Some large blooms of the algae can affect the marine life. Children and older individuals are more likely to experience discomfort, and it is not advised to swim in red tide. People report a smell associated with the red tide. This is due to the fish and other animals that come into contact with the red tide, which is often fatal to them.
The smell along with other products of the red tide can exasperate respiratory issues, but many Floridians live by the beach without incident during this natural phenomena. While not ideal, the red tide may disrupt your day at the beach, but beach conditions can shift overnight. Red tide might even affect one part of the beach, and a mile down the road the water is clear and safe for swimming.
If you are ever concerned or have questions about red tide, we advise you to call our office and speak to us directly about beach conditions.
Environmental Causes of Red Tides
There are a number of theorized factors that have contributed to the fierce and rapid spread on the Gulf Coast of Florida, both natural and human.
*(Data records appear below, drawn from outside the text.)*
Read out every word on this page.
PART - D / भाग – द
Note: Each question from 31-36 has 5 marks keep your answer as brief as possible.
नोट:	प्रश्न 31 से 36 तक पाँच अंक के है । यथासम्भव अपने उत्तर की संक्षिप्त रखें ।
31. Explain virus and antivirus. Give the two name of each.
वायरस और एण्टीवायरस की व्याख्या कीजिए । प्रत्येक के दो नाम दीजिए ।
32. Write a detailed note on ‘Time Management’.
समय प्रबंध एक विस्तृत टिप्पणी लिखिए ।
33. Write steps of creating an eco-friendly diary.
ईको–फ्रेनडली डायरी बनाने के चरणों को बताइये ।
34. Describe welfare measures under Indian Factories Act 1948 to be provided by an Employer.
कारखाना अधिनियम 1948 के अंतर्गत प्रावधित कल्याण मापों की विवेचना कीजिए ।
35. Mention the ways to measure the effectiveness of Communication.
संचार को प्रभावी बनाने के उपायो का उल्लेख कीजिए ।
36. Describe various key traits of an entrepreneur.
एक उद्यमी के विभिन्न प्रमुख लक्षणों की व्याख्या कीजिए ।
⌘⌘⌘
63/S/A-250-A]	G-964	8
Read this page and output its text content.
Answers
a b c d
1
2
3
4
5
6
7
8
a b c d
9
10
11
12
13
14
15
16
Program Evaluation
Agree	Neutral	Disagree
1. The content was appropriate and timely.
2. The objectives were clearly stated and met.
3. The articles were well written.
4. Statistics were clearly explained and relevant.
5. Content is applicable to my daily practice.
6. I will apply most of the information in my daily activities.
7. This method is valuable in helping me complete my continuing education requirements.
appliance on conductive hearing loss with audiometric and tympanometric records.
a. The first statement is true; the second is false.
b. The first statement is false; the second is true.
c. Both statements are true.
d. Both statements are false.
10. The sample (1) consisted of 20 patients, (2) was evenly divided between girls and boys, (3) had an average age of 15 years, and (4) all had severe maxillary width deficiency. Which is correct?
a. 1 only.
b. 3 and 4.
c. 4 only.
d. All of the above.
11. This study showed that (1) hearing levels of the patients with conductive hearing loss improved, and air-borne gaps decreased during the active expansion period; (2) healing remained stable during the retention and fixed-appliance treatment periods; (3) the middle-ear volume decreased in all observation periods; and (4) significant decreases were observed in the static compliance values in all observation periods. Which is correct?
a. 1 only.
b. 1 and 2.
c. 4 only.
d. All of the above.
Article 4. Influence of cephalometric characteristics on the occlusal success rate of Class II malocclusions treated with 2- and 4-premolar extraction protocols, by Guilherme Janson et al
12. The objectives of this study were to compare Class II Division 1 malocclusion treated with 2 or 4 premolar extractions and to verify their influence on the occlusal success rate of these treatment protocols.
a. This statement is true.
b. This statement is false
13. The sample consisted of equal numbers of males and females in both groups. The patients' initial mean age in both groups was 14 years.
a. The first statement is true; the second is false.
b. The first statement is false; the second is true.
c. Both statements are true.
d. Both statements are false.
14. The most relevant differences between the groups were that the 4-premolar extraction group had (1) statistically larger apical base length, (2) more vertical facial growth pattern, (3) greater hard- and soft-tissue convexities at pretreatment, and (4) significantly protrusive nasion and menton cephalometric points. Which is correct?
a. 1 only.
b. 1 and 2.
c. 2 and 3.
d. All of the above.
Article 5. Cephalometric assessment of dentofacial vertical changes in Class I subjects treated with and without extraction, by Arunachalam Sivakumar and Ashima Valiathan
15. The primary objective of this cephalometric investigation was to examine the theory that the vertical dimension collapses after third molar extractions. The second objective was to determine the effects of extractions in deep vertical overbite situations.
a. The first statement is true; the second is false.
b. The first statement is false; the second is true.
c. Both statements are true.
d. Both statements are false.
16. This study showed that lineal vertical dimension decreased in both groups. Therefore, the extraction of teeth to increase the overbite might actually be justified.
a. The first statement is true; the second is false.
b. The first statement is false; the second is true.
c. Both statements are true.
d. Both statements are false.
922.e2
The winds that typically disrupt the water’s surface were weak last year, which are believed to have allowed the algae to settle. Also, this species of algae feeds of nitrogen, which is emitted during the agricultural process, which may have played a role in encouraging the species to overpopulate.
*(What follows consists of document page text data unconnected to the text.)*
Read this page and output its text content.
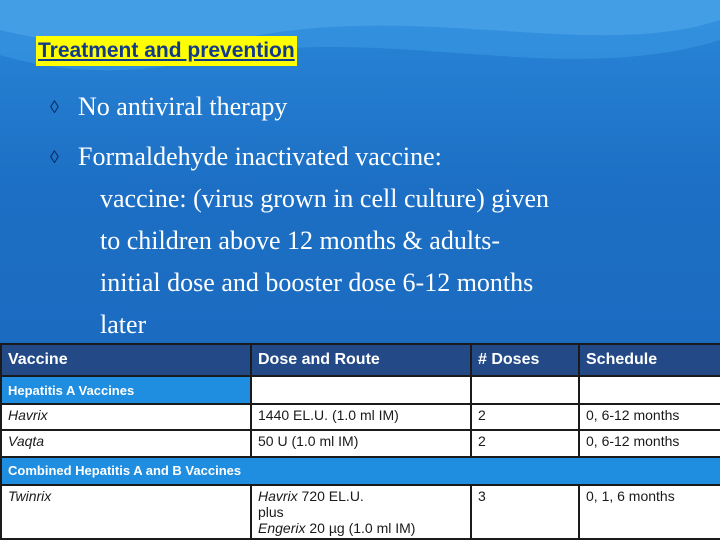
Treatment and prevention
◊ No antiviral therapy
◊ Formaldehyde inactivated vaccine:
vaccine: (virus grown in cell culture) given
to children above 12 months & adults-
initial dose and booster dose 6-12 months
later
Vaccine	Dose and Route	# Doses	Schedule
Hepatitis A Vaccines			
Havrix	1440 EL.U. (1.0 ml IM)	2	0, 6-12 months
Vaqta	50 U (1.0 ml IM)	2	0, 6-12 months
Combined Hepatitis A and B Vaccines			
Twinrix	Havrix 720 EL.U.
plus
Engerix 20 µg (1.0 ml IM)	3	0, 1, 6 months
Though the direct link between human activity and the offending algae is unclear, it is theorized that climate change and pollution have had impacts on our natural environment and may be linked to harmful algal blooms.
What You Can Do to Reduce Red Tides in Southern Florida
The marine environment has suffered seemingly irreparable damage over the last 50 years. The red tide is yet another symptom of our sick ocean – but, fortunately, there are plenty of things we can do to help it heal.
As visitors to the Gulf Coast of Florida, we can do our part to ensure our beach vacation is as “green” as possible. Here are a few environmentally friendly vacation ideas:
Choose reef-safe sunscreen over drugstore brands, even if it is a few dollars more. Try to go as plastic-free as possible while on vacation. Single-use plastic is detrimental to our planet. You can skip out on the straw in your margarita, and instead of bringing single-use plastic water bottles to the beach, remember to fill a reusable water bottle before heading out.
When swimming in the gulf waters, out on a trail, or even on the watching the sunset on one of Anna Maria Island’s piers, be respectful of your natural surroundings. Don’t remove anything from the forest or ocean floors, dispose properly of garbage, and avoid disturbing animals in their natural habitats. Follow the “leave no trace” policy anywhere you go outdoors.
MOTE Marine Laboratory and many other scientists are working on ways of cleaning the water and preventing the larger red tides from affecting Florida. While we won’t solve the existing algae crises overnight, it’s important we do our part in Florida marine life conservation.
Visiting Anna Maria Island
Here on Anna Maria Island, we want to you to have a safe, happy, and healthy stay at our Florida Gulf Coast vacation rentals in the area. Always be sure to ask if you’re unsure of water health or conditions.
You can get up to date status on current conditions from the Florida Fish and Wildlife Conservation Commission website.